For a mostly prebuilt solution, I would use a vector and std::transform. The idea is to go through each character and add the integer form of it to the vector: (see full sample)

std::string s = "1357924680";
std::vector<int> ints;
ints.reserve(s.size()); //to save on memory reallocations, thanks Nawaz
std::transform(std::begin(s), std::end(s), std::back_inserter(ints),
    [](char c) {
        return c - '0';
    }
);

What this does is loop through from the beginning of the string to the end, take each character, and add the value of it minus '0' ('5' - '0' would be 5) to the end of the vector, leaving you with a vector of the integer equivalents. Best of all, it doesn’t reinvent the wheel!

It also solves two problems you have:

1. It uses std::vector instead of a variable-length array (VLA). The latter is nonstandard, so prefer a vector if you need a runtime-sized array.

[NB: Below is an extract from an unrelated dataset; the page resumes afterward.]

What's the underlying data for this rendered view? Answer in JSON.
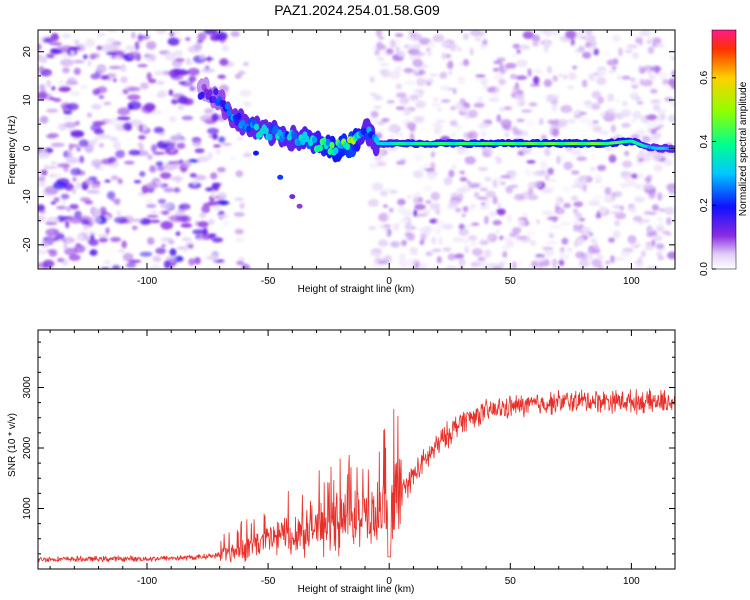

2. You use atoi, which is bad in itself because it returns 0 on errors, leaving no certainty of whether the result was 0 or whether there was an error. It also takes a string, not a single character. Instead this finds the distance between '0' and the character, which is the integer we need.

For an additional layer of security, you can use isdigit to check whether the character is a digit. If not, raise an error of some sort (like an exception), or deal with it however else you would. This ensures the digits in your ints vector will be from 0 to 9 and you won’t end up with a digit of, say, 25.